What it does: Amends the CCPA so that any entity merging with or acquiring another entity must respect and comply with all previous consumer opt-out requests. 

The potential impact: This law is straightforward and makes it so consumers do not need to go through opt-out requests again if an organization is part of a merger or acquisition. It’s a win for data rights and closes a loophole, but it’s minor across the board even in an age of frequent M&As.

The score: 1.5 out of 5

8. AB 2885 Defining Artificial Intelligence

What it does: Amends existing California law to define AI as “an engineered or machine-based system that varies in its level of autonomy and that can, for explicit or implicit objectives, infer from the input it receives how to generate outputs that can influence physical or virtual environments.”
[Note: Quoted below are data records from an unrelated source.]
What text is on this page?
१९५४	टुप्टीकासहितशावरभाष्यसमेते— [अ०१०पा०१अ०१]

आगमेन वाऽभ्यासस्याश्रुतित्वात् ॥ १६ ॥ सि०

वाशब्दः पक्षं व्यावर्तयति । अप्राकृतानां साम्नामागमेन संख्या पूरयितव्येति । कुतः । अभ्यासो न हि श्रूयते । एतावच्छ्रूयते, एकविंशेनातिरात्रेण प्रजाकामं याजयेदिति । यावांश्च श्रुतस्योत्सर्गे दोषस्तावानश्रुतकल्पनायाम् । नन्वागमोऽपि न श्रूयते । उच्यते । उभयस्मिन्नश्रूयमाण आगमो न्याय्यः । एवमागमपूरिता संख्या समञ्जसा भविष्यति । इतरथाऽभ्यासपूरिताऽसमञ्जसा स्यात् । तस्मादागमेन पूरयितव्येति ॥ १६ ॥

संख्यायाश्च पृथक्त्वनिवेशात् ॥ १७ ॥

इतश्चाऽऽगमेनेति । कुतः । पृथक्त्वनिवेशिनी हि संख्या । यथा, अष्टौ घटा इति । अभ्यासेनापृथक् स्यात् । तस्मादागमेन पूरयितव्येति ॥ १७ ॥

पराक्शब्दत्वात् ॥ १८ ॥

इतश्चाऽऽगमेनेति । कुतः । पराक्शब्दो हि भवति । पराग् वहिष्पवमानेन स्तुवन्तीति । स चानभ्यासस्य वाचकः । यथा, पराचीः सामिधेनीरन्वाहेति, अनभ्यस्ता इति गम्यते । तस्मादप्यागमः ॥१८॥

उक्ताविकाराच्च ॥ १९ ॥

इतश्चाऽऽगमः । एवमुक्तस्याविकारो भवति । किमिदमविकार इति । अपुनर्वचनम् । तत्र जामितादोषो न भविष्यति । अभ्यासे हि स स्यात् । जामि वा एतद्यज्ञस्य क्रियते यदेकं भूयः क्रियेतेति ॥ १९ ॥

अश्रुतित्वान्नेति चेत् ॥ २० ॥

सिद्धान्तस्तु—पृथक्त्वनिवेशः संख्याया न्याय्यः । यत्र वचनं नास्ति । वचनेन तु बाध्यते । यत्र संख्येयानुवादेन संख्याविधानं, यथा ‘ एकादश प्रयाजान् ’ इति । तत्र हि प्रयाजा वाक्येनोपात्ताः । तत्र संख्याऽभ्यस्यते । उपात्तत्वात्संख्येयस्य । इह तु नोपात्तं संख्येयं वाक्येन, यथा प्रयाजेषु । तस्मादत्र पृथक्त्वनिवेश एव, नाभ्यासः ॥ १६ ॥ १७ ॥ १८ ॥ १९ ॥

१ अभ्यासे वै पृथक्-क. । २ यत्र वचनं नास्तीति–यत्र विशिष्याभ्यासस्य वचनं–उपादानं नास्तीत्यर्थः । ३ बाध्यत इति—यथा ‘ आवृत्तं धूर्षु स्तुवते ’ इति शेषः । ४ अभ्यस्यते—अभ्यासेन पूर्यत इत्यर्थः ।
The potential impact: Definitions most certainly matter in data privacy and AI regulation (as was evidenced by the rounds of changes to the EU AI Act in early 2024 as it sought to carve a path for comprehensive AI regulation), but this is just a change on paper as of now. 

It is not as directly applicable as SB 1223 or AB 1008, which both have more pointed changes to definitions, nor is it part of a comprehensive AI law like Colorado was able to pass earlier this year.

This might be part of getting things in order for a future bill, but right now it’s hard to see how this will be more directly impactful on AI or data privacy than the bills listed above. 

The score: 1.5 out of 5 

As noted, we will need to see how many of these bills actually enter into law, so check back here at the end of September for pass/veto updates.